Study Designs (n = 47) | n (%) | Median (range) sample sizes | Median (range) study intervention length in months | Mean (SD) retention rate in % |
RCT (n = 30) | Full-scale (including 2- and 3-arms) | 17 (36.2%) | 107 (28-1573) | 2.5 (0.3–24.0) | 79.6% (18.5) |
Pilot RCT | 11 (23.4%) | 54 (25–142) | 4.5 (1.4–12.0) | 86.3% (9.7) |
Micro- randomised trial | 1 (2.1%) | 1565* | 6* | Not reported |
Mixed factorial design (2x2) | 1 (2.1%) | 52* | 0.23* | 100%* |
Pre-post studies (n = 15) | Pre-post | 6 (12.8%) | 129 (61–416) | 2.76 (0.69–12.0) | 68.3% (22.3) |
Pilot pre-post | 9 (19.1%) | 27 (8–90) | 1.8 (1.0-2.8) | 84.6% (16.0) |
Non-randomised open label trials | 2 (4.2%) | 19 and 75* | 1.8 and 2.76* | 45% and 87%* |
*For samples less than 2, true values are reported due to inapplicable median (range).
Participant demographics
The studies were conducted in 15 countries (Fig. 3, Supplementary Table 8). The majority (62%, 29/47) of the studies were conducted in the USA. Other countries were represented by one or two studies and no global or multi-country studies were found.

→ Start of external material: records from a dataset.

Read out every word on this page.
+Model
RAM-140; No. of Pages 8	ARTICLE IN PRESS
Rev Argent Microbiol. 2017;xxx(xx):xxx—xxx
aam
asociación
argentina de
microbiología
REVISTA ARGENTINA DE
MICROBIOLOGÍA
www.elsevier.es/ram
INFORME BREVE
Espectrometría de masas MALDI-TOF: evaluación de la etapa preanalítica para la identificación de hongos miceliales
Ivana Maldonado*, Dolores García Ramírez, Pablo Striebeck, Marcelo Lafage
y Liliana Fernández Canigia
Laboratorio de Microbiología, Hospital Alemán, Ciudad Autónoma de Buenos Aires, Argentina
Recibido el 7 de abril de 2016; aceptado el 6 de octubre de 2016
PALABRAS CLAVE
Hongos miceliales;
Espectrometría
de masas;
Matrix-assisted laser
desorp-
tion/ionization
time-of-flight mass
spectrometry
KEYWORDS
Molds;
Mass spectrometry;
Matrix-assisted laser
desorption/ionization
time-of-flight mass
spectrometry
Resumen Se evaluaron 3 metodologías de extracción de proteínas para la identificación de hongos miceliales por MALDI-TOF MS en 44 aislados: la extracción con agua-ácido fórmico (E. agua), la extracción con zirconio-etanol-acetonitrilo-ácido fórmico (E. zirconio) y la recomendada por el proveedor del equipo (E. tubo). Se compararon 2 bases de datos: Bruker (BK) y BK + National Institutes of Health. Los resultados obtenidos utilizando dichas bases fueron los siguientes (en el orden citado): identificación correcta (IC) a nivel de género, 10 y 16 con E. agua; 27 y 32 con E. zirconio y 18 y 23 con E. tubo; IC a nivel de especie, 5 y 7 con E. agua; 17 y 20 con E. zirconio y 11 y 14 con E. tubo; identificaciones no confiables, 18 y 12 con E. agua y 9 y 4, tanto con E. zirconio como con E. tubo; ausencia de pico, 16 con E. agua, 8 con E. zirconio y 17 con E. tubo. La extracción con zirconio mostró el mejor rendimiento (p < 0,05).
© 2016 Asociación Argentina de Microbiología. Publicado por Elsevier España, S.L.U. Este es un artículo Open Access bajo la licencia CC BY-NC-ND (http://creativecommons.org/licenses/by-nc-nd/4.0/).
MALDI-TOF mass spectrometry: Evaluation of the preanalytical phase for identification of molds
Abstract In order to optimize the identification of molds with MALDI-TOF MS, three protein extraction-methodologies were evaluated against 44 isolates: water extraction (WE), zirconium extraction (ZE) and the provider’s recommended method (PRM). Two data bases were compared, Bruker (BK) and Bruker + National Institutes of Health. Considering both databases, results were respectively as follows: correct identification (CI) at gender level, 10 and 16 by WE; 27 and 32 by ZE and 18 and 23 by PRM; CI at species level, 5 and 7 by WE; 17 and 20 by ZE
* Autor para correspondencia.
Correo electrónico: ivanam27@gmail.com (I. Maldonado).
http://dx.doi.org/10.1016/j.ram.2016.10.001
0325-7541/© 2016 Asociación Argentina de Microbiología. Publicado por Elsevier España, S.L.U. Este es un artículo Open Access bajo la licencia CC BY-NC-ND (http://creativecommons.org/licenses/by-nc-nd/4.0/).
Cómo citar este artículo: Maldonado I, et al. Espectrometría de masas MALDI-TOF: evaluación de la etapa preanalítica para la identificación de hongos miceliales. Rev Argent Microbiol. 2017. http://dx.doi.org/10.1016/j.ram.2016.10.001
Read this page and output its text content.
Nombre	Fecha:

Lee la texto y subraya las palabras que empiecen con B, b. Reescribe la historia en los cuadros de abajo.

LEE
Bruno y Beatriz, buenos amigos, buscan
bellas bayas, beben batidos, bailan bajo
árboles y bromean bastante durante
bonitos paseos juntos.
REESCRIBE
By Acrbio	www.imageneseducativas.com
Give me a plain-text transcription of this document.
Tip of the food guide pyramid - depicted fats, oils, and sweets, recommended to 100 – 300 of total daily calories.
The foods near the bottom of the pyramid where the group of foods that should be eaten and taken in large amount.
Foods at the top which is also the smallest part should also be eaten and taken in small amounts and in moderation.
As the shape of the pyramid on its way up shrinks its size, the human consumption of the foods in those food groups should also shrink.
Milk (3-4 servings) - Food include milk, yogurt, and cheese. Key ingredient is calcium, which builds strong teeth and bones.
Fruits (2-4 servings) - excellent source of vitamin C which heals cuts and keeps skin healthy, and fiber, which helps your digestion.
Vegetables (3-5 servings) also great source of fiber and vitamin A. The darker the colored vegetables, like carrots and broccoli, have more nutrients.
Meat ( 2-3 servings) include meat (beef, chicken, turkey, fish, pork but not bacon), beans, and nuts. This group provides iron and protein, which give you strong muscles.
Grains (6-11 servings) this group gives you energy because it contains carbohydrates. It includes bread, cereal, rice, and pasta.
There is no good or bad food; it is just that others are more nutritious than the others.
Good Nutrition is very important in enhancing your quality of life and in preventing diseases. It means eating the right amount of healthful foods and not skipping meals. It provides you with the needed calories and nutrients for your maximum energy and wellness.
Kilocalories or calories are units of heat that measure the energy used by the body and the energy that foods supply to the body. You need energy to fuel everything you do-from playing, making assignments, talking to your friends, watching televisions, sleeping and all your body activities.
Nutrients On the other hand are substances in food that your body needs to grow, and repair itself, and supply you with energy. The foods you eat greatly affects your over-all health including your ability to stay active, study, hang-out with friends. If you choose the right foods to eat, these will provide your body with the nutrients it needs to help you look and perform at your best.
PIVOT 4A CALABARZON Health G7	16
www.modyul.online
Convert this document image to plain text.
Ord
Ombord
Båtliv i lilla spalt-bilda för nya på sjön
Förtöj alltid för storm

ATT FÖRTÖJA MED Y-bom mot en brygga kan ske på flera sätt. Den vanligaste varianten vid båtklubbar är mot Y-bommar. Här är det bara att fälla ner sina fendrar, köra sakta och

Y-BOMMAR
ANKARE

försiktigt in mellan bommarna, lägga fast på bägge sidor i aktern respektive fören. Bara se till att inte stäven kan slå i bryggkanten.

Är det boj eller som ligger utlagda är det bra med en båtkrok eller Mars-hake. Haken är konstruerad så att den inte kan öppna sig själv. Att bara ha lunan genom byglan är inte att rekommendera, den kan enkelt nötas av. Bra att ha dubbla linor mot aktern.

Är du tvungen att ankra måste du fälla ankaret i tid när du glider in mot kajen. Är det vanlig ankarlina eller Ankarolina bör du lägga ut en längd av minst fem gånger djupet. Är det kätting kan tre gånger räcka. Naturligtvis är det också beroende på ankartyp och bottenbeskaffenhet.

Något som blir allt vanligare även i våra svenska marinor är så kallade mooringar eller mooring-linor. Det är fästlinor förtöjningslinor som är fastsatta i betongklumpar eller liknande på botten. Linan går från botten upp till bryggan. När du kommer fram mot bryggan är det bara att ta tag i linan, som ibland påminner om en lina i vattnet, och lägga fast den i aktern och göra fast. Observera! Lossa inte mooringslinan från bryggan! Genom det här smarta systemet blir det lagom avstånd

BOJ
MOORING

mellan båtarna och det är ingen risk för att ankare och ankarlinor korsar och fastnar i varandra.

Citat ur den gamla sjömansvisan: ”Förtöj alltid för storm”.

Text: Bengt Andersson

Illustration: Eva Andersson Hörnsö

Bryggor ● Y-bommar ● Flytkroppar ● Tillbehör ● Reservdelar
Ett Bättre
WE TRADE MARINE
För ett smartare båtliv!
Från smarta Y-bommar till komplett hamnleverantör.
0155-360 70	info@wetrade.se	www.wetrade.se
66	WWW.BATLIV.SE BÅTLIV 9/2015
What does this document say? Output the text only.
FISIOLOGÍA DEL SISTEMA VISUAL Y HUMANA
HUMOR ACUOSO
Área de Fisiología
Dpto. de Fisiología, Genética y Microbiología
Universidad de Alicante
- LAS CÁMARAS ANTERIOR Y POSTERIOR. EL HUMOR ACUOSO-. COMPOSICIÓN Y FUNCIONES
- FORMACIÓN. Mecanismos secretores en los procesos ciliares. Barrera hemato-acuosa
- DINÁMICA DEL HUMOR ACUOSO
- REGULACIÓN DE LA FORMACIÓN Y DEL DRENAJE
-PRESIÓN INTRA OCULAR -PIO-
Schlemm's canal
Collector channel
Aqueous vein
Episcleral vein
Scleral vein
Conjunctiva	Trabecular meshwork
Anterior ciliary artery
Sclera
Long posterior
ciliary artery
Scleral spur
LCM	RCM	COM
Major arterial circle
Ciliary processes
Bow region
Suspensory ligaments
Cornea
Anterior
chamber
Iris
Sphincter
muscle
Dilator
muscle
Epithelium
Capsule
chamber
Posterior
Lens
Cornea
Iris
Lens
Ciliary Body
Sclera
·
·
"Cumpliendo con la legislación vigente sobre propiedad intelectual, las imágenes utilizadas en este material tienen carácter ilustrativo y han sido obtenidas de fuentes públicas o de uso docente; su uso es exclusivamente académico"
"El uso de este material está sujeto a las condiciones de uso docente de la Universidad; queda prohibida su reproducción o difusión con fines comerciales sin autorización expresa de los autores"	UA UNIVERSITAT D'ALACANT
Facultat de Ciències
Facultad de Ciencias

The majority of the studies (73%, 34/47) targeted adults aged 18 years and older, 10% focused on children under 18 years of age (5/47), and the remaining studies (17%; 8/47) focused on adults aged 40 years and older (Fig. 3). Eight studies were gender/sex-specific, with five of them exclusively researching female participants in the context of breast cancer, pre- and post-partum depression, and premenstrual syndrome. Conversely, three studies solely included male participants, focusing on esophageal cancer and obesity. The remaining studies exhibited a wide range in the proportion of female and male participants at baseline, varying from 21–95% and 5–78%, respectively (Fig. 4). Overall, 75% (36/47) of studies included a majority of female participants. Notably, only one study reported inclusion of individuals outside of a sex or gender binary [73].
Ethnicity was reported by 58% (27/47) of included studies (Figs. 3 and 5). Sixty-seven percent of these studies reported a majority of White/Caucasian participants (18/27). Two studies conducted in the USA targeted Hispanic/Latino adults [35, 71], one study conducted in USA researched an underserved community with 95% Black/African participants [66], and one study conducted in Singapore reported all Asian/Asian participants (92% Chinese, 0.6% Malay, 4.5% Indian, 2.9% Other) [72]. Excluding the studies that targeted specific ethnicities, the median (range) representation of all ethnic groups among included studies were: 62% (4%-98%) White/Caucasian, 7% (0%-50%) Black/African descent, 0.4% (0%-17%) Asian/Asian descent, 7% (0%-48%) Hispanic/Latinx, 9% (0%-60%) Biracial/Multiracial, and 0.3% (0%-14%) Indigenous Groups (Fig. 5).
Measurement tools for evaluating mHealth apps
Various measurement tools were used to assess the effectiveness of health outcomes (Supplementary Table 9). Five commonly employed measurement tools were identified: the Short Form Health Survey (SF-12 or SF-35) [77] for measuring health-related quality of life (7/47), the Patient-Reported Outcomes Measurement Information System (PROMIS) [78] for evaluating physical, mental and social health (6/47), the Perceived Stress Scale (PSS) [79] for measuring individual stress levels (6/47), the Five Facet Mindfulness Questionnaire (FFMQ-SF) [80] for assessing the five vital elements of mindfulness (4/47), and the Hospital Anxiety and Depression Scale (HADS) [81] for measuring anxiety and depression among patients in hospital settings (4/47). These measurement tools were employed to evaluate wellness apps and health promotion apps.